The album will launched with a gig in Whelans on Monday 14th June with a very special guest to be announced.
Here's a review that just came in from the American magazine 'Losing Today'
Review from Losing Today
Where the mellow meets the magical, Galway musician Adrian Crowley’s third album ‘A northern country’ is a composite collection of twelve quietly smouldering epics appreciably at their most arresting listened to in the early twilight hours in the arms of a loved one or lost in faraway memories.
Dusty rustic arrangements underpin the heartbreaking fractured story telling found within, weighted lovingly by the drifting accompaniment of empathising strings that sooth the bitter sweet settings, overall ‘A northern country’ is like a freshly painted pastoral landscape left out in the rain, the damp warping and dulling the colours to temper its sheen while it’s inner glow remains unfettered.

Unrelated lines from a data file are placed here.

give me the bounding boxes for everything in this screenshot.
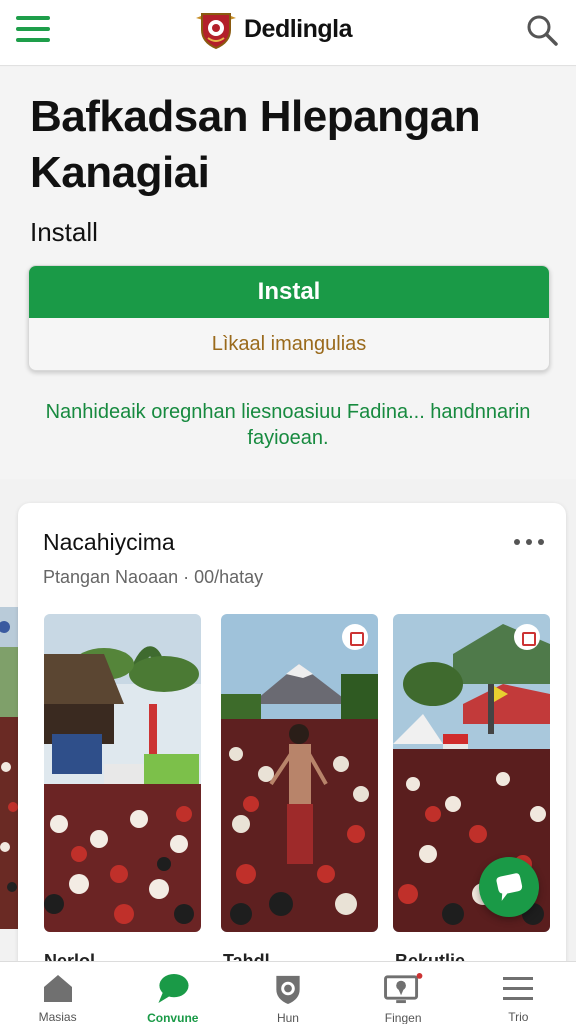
carousel-edge-image xyxy=(0,607,18,929)
brand[interactable]: Dedlingla xyxy=(194,8,353,50)
brand-name: Dedlingla xyxy=(244,14,353,43)
photo-thumbnail[interactable] xyxy=(221,614,378,932)
nav-item-screen[interactable]: Fingen xyxy=(346,962,461,1024)
install-heading: Install xyxy=(30,217,98,247)
hero-section: Bafkadsan Hlepangan Kanagiai Install Ins… xyxy=(0,67,576,479)
hero-description: Nanhideaik oregnhan liesnoasiuu Fadina..… xyxy=(45,401,531,449)
hamburger-menu-icon[interactable] xyxy=(14,14,52,44)
nav-label: Convune xyxy=(147,1011,199,1024)
chat-bubble-icon xyxy=(496,873,523,901)
feed-meta: Ptangan Naoaan · 00/hatay xyxy=(43,567,264,587)
chat-bubble-icon xyxy=(158,973,189,1004)
top-app-bar: Dedlingla xyxy=(0,0,576,66)
nav-item-home[interactable]: Masias xyxy=(0,962,115,1024)
home-icon xyxy=(43,975,72,1002)
nav-label: Masias xyxy=(38,1010,77,1024)
feed-title: Nacahiycima xyxy=(43,529,175,555)
secondary-link[interactable]: Lìkaal imangulias xyxy=(29,318,549,370)
nav-item-community[interactable]: Convune xyxy=(115,962,230,1024)
badge-icon xyxy=(342,624,368,650)
search-icon[interactable] xyxy=(524,12,560,48)
photo-thumbnail[interactable] xyxy=(44,614,201,932)
nav-item-more[interactable]: Trio xyxy=(461,962,576,1024)
screen-pin-icon xyxy=(384,972,423,1004)
chat-fab-button[interactable] xyxy=(479,857,539,917)
nav-label: Trio xyxy=(508,1010,529,1024)
crest-emblem-icon xyxy=(196,13,236,50)
nav-label: Fingen xyxy=(384,1011,422,1024)
install-button[interactable]: Instal xyxy=(29,266,549,318)
badge-icon xyxy=(514,624,540,650)
menu-lines-icon xyxy=(503,977,534,1000)
nav-item-shield[interactable]: Hun xyxy=(230,962,345,1024)
install-card: Instal Lìkaal imangulias xyxy=(28,265,550,371)
more-options-icon[interactable] xyxy=(514,539,544,549)
shield-icon xyxy=(276,975,300,1005)
bottom-navigation: Masias Convune Hun Fingen Trio xyxy=(0,961,576,1024)
page-title: Bafkadsan Hlepangan Kanagiai xyxy=(30,92,481,197)
nav-label: Hun xyxy=(276,1011,299,1024)
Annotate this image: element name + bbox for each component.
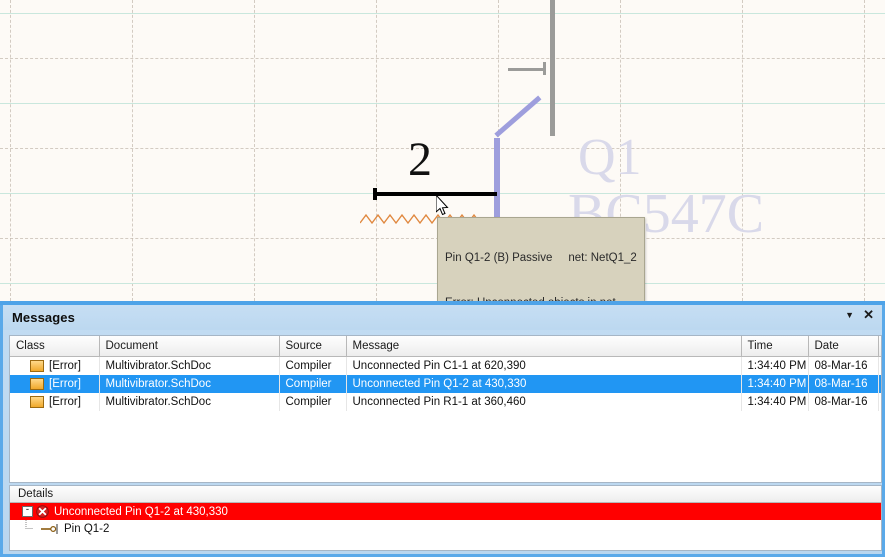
cell-no: 1 <box>878 356 881 375</box>
messages-panel-titlebar[interactable]: Messages ▼ ✕ <box>3 305 882 330</box>
column-header-no[interactable]: No. <box>878 336 881 357</box>
panel-title: Messages <box>12 310 75 325</box>
table-row[interactable]: [Error] Multivibrator.SchDoc Compiler Uncon… <box>10 393 881 411</box>
schematic-canvas[interactable]: Q1 BC547C 2 Pin Q1-2 (B) Passive net: Net… <box>0 0 885 301</box>
cell-class: [Error] <box>10 375 100 393</box>
application-window: Q1 BC547C 2 Pin Q1-2 (B) Passive net: Net… <box>0 0 885 557</box>
messages-panel: Messages ▼ ✕ Class Document Source Messa… <box>0 301 885 557</box>
severity-swatch-icon <box>30 395 44 408</box>
pin-2-number-label: 2 <box>408 133 432 186</box>
cell-source: Compiler <box>279 393 347 411</box>
column-header-class[interactable]: Class <box>10 336 100 357</box>
cell-document: Multivibrator.SchDoc <box>99 375 280 393</box>
messages-panel-frame: Messages ▼ ✕ Class Document Source Messa… <box>0 305 885 557</box>
severity-swatch-icon <box>30 377 44 390</box>
table-header-row: Class Document Source Message Time Date … <box>10 336 881 357</box>
cell-date: 08-Mar-16 <box>808 356 879 375</box>
cell-time: 1:34:40 PM <box>741 356 809 375</box>
close-icon[interactable]: ✕ <box>863 308 874 321</box>
cell-date: 08-Mar-16 <box>808 393 879 411</box>
transistor-collector-lead[interactable] <box>494 95 542 138</box>
severity-swatch-icon <box>30 359 44 372</box>
cell-time: 1:34:40 PM <box>741 393 809 411</box>
cell-class: [Error] <box>10 393 100 411</box>
cell-time: 1:34:40 PM <box>741 375 809 393</box>
cell-document: Multivibrator.SchDoc <box>99 356 280 375</box>
column-header-message[interactable]: Message <box>346 336 742 357</box>
pin-1-stub[interactable] <box>508 68 546 71</box>
pin-1-stub-endcap <box>543 62 546 75</box>
messages-grid[interactable]: Class Document Source Message Time Date … <box>9 335 882 483</box>
mouse-cursor-icon <box>436 195 449 216</box>
pin-icon <box>41 523 58 534</box>
messages-table-body: [Error] Multivibrator.SchDoc Compiler Uncon… <box>10 356 881 411</box>
cell-message: Unconnected Pin C1-1 at 620,390 <box>346 356 742 375</box>
cell-no: 3 <box>878 393 881 411</box>
panel-title-buttons: ▼ ✕ <box>845 308 874 321</box>
column-header-document[interactable]: Document <box>99 336 280 357</box>
details-root-label: Unconnected Pin Q1-2 at 430,330 <box>54 505 228 518</box>
tree-expander-icon[interactable]: - <box>22 506 33 517</box>
cell-source: Compiler <box>279 356 347 375</box>
column-header-time[interactable]: Time <box>741 336 809 357</box>
details-header: Details <box>10 486 881 503</box>
details-child-label: Pin Q1-2 <box>64 522 110 535</box>
class-label: [Error] <box>49 395 81 408</box>
chevron-down-icon[interactable]: ▼ <box>845 309 854 321</box>
table-row[interactable]: [Error] Multivibrator.SchDoc Compiler Uncon… <box>10 375 881 393</box>
class-label: [Error] <box>49 377 81 390</box>
column-header-date[interactable]: Date <box>808 336 879 357</box>
class-label: [Error] <box>49 359 81 372</box>
table-row[interactable]: [Error] Multivibrator.SchDoc Compiler Uncon… <box>10 356 881 375</box>
component-designator-text: Q1 <box>578 129 642 186</box>
error-circle-icon <box>36 505 49 518</box>
details-tree-root-row[interactable]: - Unconnected Pin Q1-2 at 430,330 <box>10 503 881 520</box>
cell-source: Compiler <box>279 375 347 393</box>
wire-segment-collector[interactable] <box>550 0 555 136</box>
column-header-source[interactable]: Source <box>279 336 347 357</box>
messages-table: Class Document Source Message Time Date … <box>10 336 881 411</box>
cell-document: Multivibrator.SchDoc <box>99 393 280 411</box>
details-tree-child-row[interactable]: Pin Q1-2 <box>10 520 881 537</box>
pin-tooltip: Pin Q1-2 (B) Passivenet: NetQ1_2 Error: … <box>437 217 645 301</box>
cell-date: 08-Mar-16 <box>808 375 879 393</box>
cell-class: [Error] <box>10 356 100 375</box>
cell-message: Unconnected Pin Q1-2 at 430,330 <box>346 375 742 393</box>
tooltip-net-info: net: NetQ1_2 <box>568 252 637 264</box>
cell-message: Unconnected Pin R1-1 at 360,460 <box>346 393 742 411</box>
details-pane[interactable]: Details - Unconnected Pin Q1-2 at 430,33… <box>9 485 882 551</box>
cell-no: 2 <box>878 375 881 393</box>
tree-guide-line <box>10 520 40 537</box>
tooltip-pin-info: Pin Q1-2 (B) Passive <box>445 252 553 264</box>
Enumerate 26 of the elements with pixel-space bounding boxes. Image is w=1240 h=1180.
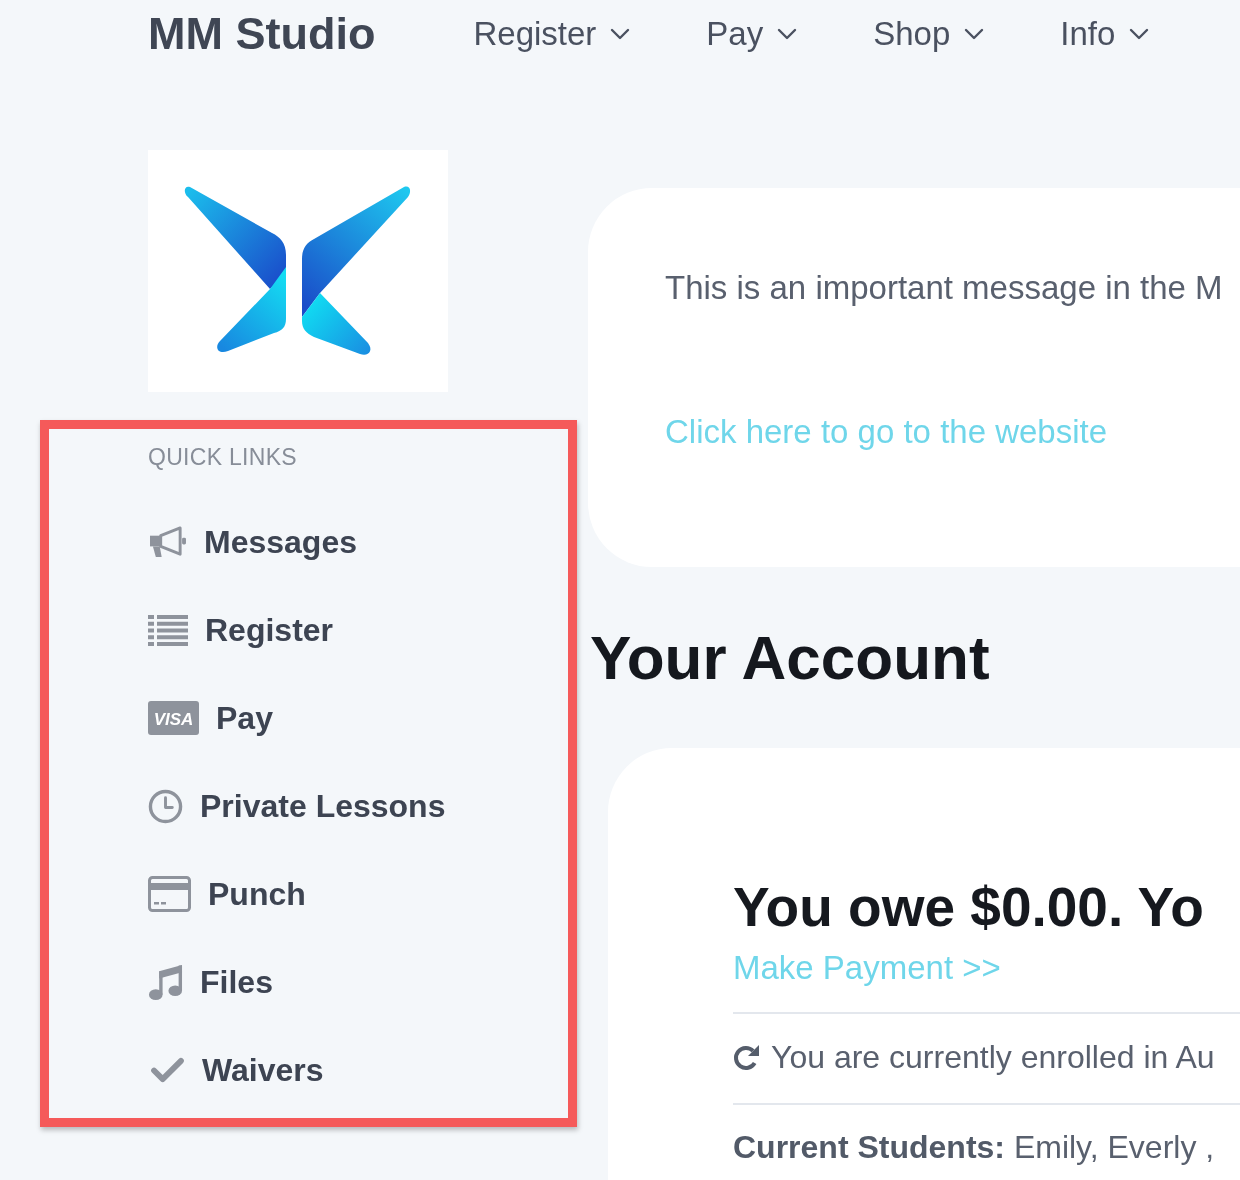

Obvious reference points would suggest Red House Painters and Smog, yet there’s something betrayingly innocent and wide-eyed about these picture-esque glimpses that suggest the underlying hope peeping shyly through the melancholia as previously delicately woven by Nick Drake (especially on the prickly beautiful ‘Morning Frost’ or the nakedly sparse hurting ‘Happiness came to my door’) are at hand, while the caressing elegance of the title track daintily combines the majesty of the Fence Collective’s finest authors of numbing timeless pop and the early exquisite charm of Belle and Sebastian. Elsewhere the genteel ‘Piano Song’ and ‘Harmonium Song’ centre around (obviously) a piano and a harmonium, ‘Brake Lines’ achingly unfurls recalling Codeine’s slo-core dynamics while the albums centre point is found at ‘Cassiopoia’ which sensitively twists the sorrow screw ever so tightly to provide the most brooding moment of shadow filled pop this side of Black Heart Procession. Quite personal and quite simply perfect.